Couvercle de lampe de poche

«Caractérisé, comme les souvenirs de Louisa, par ce qui est absent autant que par ce qui est présent, Lampe de poche est obsédé par ce que nous savons et ce que nous ne faisons pas, ce que nous gardons les uns des autres et ce que nous gardons de nous-mêmes – et les enjeux de toute cette aliénation.

Si Lampe de poche marque un retour aux préoccupations thématiques antérieures après l'évacuation qui était Exercice de confiance, Une chose qui n'a pas changé est ce qu'est un écrivain trop talentueux Choi, sa prose possédant une confiance en fer dans sa propre beauté. Elle favorise les phrases complexes, légèrement ponctuées dont le gain arrive en retard. L'analyse de Choi sur les expériences émotionnelles de ses personnages est si éloquente qu'elle peut entraver – je souhaitais parfois qu'elle laisse plus de place aux lecteurs pour interpréter, voire mal interpréter, ses personnages et leurs actions, plutôt que de tout énoncer. Une grande partie du frisson de Exercice de confiance Était qu'il ne prenait pas seulement les ambiguïtés de la mémoire comme son sujet – en cédant tant le sol à ses personnages foirés, il a inscrit ces ambiguïtés dans sa structure même.

En même temps, Exercice de confiance était direct dans son indirection; Dès que vous avez atteint la deuxième section du livre, vous saviez que quelque chose était en cours. Qu'est-ce qui propulse Lampe de poche est un sentiment plus ambiant que tout n'est pas comme il semble, amélioré par une série troublante de doubles et d'échos. Choi semble explorer, si subtilement, le nombre illimité de chemins qu'une personne peut emprunter, les conséquences multiples des choix qui semblent sans conséquence, les façons dont les différends interpersonnels peuvent s'élargir en pertes irrémédiables, les intersections maladroites de l'agence et du destin: si seulement cela, sinon pour cela. Les nombreuses omissions du livre sont parfois difficiles. Mais Choi est un écrivain à qui on peut faire confiance pour avoir un plan, et elle couvre le récit avec une conclusion qui est presque incroyablement déchirante – ce qui, moins dit, le mieux est le mieux. Certaines choses que vous pouvez voir provenir des kilomètres de là. Mais la vie, nous rappelons-nous, conserve sa capacité à surprendre. »

–Sam Worley sur Susan Choi Lampe de poche (Vautour)

Je te dirai quand je serai à la maison

«À la base, il s'agit d'un livre sur le désir: pour la maternité, pour un retour à la patrie levantine qui a façonné son histoire familiale, pour un sentiment d'appartenance en Amérique qui n'arrive jamais, pour un démêlage personnel qui peut ou non venir, pour un sentiment de sécurité dans son mariage qui ne résout jamais. Continuez à aller pour son caissier pour continuer à vivre.

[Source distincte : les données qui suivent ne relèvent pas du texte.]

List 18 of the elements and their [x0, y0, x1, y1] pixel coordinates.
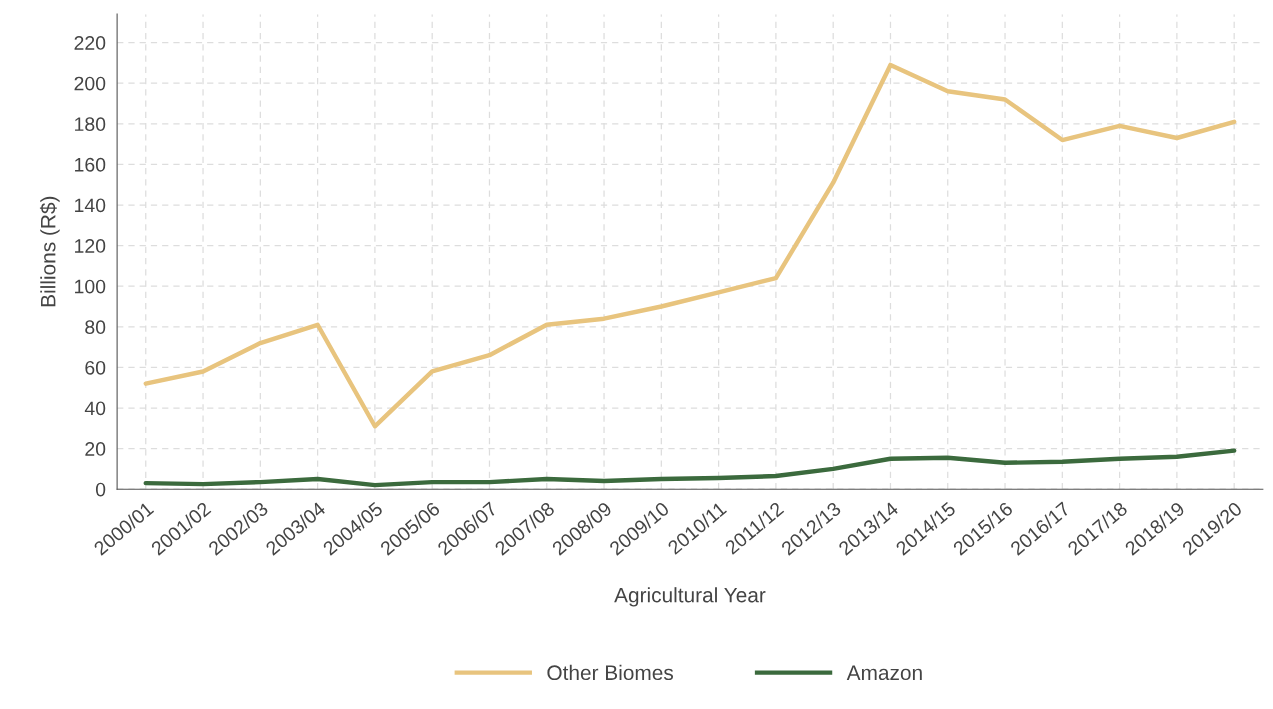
y-tick-label: 20: [85, 442, 106, 456]
y-tick-label: 120: [75, 239, 106, 253]
y-tick-label: 160: [75, 157, 106, 172]
y-axis-title: Billions (R$): [39, 196, 60, 307]
legend-label: Other Biomes: [547, 664, 674, 681]
line-series: [143, 448, 1237, 488]
y-tick-label: 60: [85, 360, 106, 375]
line-series: [143, 62, 1237, 429]
legend-label: Amazon: [846, 665, 922, 681]
y-tick-label: 80: [85, 320, 106, 335]
y-tick-label: 0: [95, 482, 106, 497]
y-tick-label: 220: [74, 36, 106, 50]
y-tick-label: 200: [74, 76, 106, 91]
y-tick-label: 180: [75, 117, 106, 132]
x-axis-title: Agricultural Year: [614, 587, 766, 607]
y-tick-label: 140: [75, 198, 106, 213]
y-tick-label: 100: [75, 279, 106, 294]
y-tick-label: 40: [84, 401, 106, 416]
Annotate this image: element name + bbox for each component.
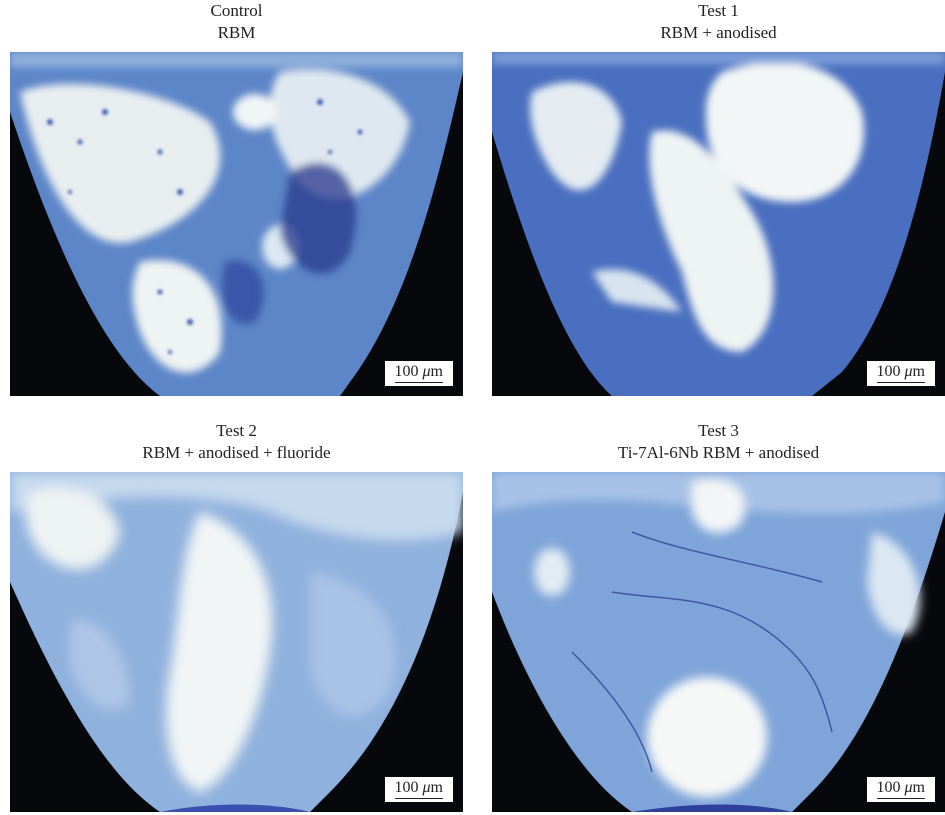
scale-bar: 100 μm [384, 777, 453, 802]
panel-control: Control RBM [10, 0, 463, 396]
panel-subtitle: RBM + anodised + fluoride [142, 443, 331, 462]
scale-bar: 100 μm [866, 777, 935, 802]
scale-bar-unit: m [912, 363, 925, 380]
panel-test-2: Test 2 RBM + anodised + fluoride 100 μm [10, 420, 463, 815]
scale-bar-unit-symbol: μ [904, 363, 913, 380]
scale-bar-value: 100 [876, 779, 901, 796]
scale-bar-value: 100 [394, 779, 419, 796]
scale-bar-unit: m [430, 363, 443, 380]
scale-bar-unit: m [912, 779, 925, 796]
panel-subtitle: Ti-7Al-6Nb RBM + anodised [617, 443, 820, 462]
micrograph-image: 100 μm [492, 472, 945, 812]
scale-bar-unit-symbol: μ [904, 779, 913, 796]
scale-bar-unit: m [430, 779, 443, 796]
micrograph-image: 100 μm [492, 52, 945, 396]
scale-bar-value: 100 [876, 363, 901, 380]
panel-title: Test 2 [216, 421, 257, 440]
scale-bar: 100 μm [384, 361, 453, 386]
scale-bar-unit-symbol: μ [422, 363, 431, 380]
micrograph-image: 100 μm [10, 52, 463, 396]
panel-subtitle: RBM + anodised [660, 23, 777, 42]
panel-test-3: Test 3 Ti-7Al-6Nb RBM + anodised [492, 420, 945, 815]
scale-bar-line [876, 382, 925, 383]
panel-title: Test 3 [698, 421, 739, 440]
panel-subtitle: RBM [217, 23, 256, 42]
scale-bar-line [394, 382, 443, 383]
scale-bar-value: 100 [394, 363, 419, 380]
scale-bar-unit-symbol: μ [422, 779, 431, 796]
panel-title: Test 1 [698, 1, 739, 20]
panel-test-1: Test 1 RBM + anodised 100 μm [492, 0, 945, 396]
scale-bar-line [876, 798, 925, 799]
scale-bar-line [394, 798, 443, 799]
panel-title: Control [210, 1, 263, 20]
micrograph-image: 100 μm [10, 472, 463, 812]
scale-bar: 100 μm [866, 361, 935, 386]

« Voici le calcul crucial du livre: comment maintenir une identité palestinienne tout en vivant loin de la Palestine, comment voyager vers une maison qui n'existe que dans le corps, la mémoire et l'histoire. Elle compare cette identité au lyrebird », a déclaré être la seule créature capable de communiquer avec toutes les autres.  » Un symbole pour le poète, une voix de la diaspora levantine, même une «métaphore pour la substitution», comme elle l'écrit sur une fiche dans son studio, «il porte ce qu'il entend. Interpréter les histoires est elle-même une sorte de maîtrise.

«Tout comme les histoires de Scheherazade n'étaient pas les siennes, mais« rassemblées au cours des siècles et des dizaines de pays, par des auteurs et des philosophes et des magiciens et des enseignants », il en va de même pour l'acte de materner nécessairement collectif. Je te dirai quand je serai à la maison montre le pouvoir même d'un seul récit pour résister à l'effacement délibéré d'un peuple et de leur patrie, de la violence de la colonisation. «Comment expliquer le fait d'être un enfant palestinien nulle part près de la Palestine? Alyan écrit. «Vous êtes formé depuis l'enfance sur la nostalgie, sur l'histoire, en témoignage. Après tout, vous êtes la preuve: que d'autres ont enduré. Que quelque chose existait autrefois. C'est ainsi qu'une histoire et un peuple survivent. »

–Safiya Sinclair sur Hala Alyan Je te dirai quand je serai à la maison (La critique de livre du New York Times)

Démocratie et beauté

«Dans le poème` `Socrate et Alcibiades '',« L'écrivain romantique allemand Friedrich Hölderlin demande pourquoi le célèbre philosophe athénien est tombé amoureux non pas d'un autre génie, mais avec une belle jeunesse. Bien qu'il ne soit pas renommé pour tous ses look Contrairement, Hölderlin conclut: «Les sages, en fin de compte, s'inclinent souvent contre ce qui est beau». Il y a une leçon plus large dans cette parabole poétique: la beauté, suggère le verset, peut être plus puissant que l'argument.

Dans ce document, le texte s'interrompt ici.